Even Superman wasn't super excited about Romney anymore.

“I don’t think [CPAC is] probably a friendly home for him at the moment, as I imagine the halls of Congress ... aren’t probably a very happy, friendly place for him right now,” said actor Dean Cain, who played the role of the superhero in the TV series “Lois & Clark: The New Adventures of Superman.”

Cain backed Romney in 2012, too, but now says he's lost his respect.

There were others who had more choice words about Romney.

“He’s a Republican in name only, a RINO,” said right-wing radio host Alex Jones. “And I’m proud of CPAC telling him not to come here.”

Kirk, who created Turning Point USA, which says its goal is to combat liberal bias at American higher education institutions, earned applause for castigating Romney during his speech at CPAC.

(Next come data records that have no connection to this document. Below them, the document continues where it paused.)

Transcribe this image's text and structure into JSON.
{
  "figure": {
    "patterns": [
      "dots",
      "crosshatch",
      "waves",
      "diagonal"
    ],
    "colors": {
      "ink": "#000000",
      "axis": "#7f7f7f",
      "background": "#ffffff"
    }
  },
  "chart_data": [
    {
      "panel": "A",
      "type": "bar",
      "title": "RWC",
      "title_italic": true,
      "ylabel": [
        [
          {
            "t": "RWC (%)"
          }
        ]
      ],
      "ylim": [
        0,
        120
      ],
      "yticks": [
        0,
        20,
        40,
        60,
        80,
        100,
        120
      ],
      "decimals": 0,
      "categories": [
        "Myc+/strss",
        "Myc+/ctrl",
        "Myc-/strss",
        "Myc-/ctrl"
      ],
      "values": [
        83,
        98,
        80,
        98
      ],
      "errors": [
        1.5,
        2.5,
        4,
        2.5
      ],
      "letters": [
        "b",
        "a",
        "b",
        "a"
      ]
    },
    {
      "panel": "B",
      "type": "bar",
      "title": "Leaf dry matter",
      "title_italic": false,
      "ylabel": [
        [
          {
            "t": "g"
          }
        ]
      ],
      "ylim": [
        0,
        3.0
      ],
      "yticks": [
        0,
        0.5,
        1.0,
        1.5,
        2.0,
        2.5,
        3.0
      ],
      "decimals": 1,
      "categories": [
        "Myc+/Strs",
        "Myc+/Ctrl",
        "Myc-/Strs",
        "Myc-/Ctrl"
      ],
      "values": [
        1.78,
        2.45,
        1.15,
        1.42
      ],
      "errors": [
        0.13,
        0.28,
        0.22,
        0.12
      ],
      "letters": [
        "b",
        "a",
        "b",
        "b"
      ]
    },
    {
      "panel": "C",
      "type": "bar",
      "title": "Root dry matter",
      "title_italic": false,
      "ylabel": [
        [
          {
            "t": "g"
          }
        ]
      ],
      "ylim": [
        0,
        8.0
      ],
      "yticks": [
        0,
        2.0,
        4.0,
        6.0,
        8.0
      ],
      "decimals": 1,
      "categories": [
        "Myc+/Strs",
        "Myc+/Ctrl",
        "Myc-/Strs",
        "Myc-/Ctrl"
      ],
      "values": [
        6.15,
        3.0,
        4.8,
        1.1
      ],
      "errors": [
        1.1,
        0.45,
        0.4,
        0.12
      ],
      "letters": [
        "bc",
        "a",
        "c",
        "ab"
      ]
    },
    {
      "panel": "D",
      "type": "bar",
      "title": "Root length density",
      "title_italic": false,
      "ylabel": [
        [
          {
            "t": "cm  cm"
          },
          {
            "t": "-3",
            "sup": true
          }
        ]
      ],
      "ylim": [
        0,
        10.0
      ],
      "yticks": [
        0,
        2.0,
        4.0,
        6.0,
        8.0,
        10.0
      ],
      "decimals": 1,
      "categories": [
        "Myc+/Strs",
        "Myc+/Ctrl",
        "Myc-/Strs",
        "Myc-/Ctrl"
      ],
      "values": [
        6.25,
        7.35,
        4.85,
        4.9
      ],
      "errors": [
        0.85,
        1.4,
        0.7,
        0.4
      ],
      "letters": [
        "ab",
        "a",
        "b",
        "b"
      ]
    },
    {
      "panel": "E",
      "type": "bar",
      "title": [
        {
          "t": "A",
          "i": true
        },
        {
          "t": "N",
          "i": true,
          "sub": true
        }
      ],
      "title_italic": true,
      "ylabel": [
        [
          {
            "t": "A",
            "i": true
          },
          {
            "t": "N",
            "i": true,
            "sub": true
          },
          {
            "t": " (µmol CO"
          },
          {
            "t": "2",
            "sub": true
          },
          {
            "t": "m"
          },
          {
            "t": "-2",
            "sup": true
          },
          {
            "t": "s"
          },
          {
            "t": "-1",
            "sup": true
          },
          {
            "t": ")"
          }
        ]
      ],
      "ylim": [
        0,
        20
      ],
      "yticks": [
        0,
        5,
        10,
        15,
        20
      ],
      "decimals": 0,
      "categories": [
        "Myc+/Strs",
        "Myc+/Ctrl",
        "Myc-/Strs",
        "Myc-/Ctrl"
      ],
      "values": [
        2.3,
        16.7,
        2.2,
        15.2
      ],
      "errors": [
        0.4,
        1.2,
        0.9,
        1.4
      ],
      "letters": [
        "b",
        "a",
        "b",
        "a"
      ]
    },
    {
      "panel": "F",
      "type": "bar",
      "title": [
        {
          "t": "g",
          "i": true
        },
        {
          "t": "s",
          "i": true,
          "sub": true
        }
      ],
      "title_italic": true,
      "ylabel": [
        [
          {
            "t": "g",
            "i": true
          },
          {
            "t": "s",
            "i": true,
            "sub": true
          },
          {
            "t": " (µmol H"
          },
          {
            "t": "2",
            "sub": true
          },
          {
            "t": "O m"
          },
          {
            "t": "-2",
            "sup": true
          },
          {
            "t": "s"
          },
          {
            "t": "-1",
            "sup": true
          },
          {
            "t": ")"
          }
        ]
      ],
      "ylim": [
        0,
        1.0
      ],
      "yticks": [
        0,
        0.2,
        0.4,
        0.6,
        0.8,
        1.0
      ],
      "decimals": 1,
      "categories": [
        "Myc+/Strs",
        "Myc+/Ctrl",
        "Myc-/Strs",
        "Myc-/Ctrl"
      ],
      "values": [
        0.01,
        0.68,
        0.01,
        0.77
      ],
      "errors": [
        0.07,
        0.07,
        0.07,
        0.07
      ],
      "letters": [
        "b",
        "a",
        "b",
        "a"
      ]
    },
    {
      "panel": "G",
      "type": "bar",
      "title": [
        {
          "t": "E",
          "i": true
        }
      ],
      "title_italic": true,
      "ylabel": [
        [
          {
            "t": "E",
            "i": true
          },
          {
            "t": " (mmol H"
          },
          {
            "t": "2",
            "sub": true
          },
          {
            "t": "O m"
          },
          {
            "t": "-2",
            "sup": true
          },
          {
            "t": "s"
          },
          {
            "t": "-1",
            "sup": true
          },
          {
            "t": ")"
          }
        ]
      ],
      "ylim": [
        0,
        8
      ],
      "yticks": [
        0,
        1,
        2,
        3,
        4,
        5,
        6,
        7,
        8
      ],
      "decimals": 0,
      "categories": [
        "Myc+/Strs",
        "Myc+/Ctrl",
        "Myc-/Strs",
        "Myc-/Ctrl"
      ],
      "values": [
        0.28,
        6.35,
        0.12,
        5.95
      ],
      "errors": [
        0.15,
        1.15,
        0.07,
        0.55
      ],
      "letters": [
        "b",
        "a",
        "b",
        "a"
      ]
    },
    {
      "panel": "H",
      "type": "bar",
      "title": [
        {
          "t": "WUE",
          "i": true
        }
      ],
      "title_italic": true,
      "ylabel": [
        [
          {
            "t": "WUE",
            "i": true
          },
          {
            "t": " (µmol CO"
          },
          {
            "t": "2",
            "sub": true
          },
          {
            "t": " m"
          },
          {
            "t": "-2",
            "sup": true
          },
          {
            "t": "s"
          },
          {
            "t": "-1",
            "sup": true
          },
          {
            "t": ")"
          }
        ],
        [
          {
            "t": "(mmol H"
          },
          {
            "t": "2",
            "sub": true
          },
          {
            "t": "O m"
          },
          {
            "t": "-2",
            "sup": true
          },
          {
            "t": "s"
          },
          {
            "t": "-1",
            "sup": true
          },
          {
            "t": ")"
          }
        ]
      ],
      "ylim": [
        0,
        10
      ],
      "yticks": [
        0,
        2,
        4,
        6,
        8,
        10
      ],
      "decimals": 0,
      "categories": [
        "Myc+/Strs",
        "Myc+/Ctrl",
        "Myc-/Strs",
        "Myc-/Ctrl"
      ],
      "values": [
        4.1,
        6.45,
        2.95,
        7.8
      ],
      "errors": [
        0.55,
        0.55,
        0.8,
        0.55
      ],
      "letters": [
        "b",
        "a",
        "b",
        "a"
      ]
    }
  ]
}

Romney “lied to every single person in this room that knocked on doors for him, that made phone calls for him, that donated his campaign, because we thought that he was going to be a crusader against the Marxist president that preceded Donald Trump,” Kirk said, referring to President Barack Obama. “And now he asks and he begs for the endorsement of Donald Trump for the Senate from Utah and then he goes and votes for that sham, unconstitutional impeachment.”

Kirk later said he wasn't satisfied with the crowd jeering Romney.

“They should have booed louder,” he said in an interview.

Romney’s office declined comment for this story.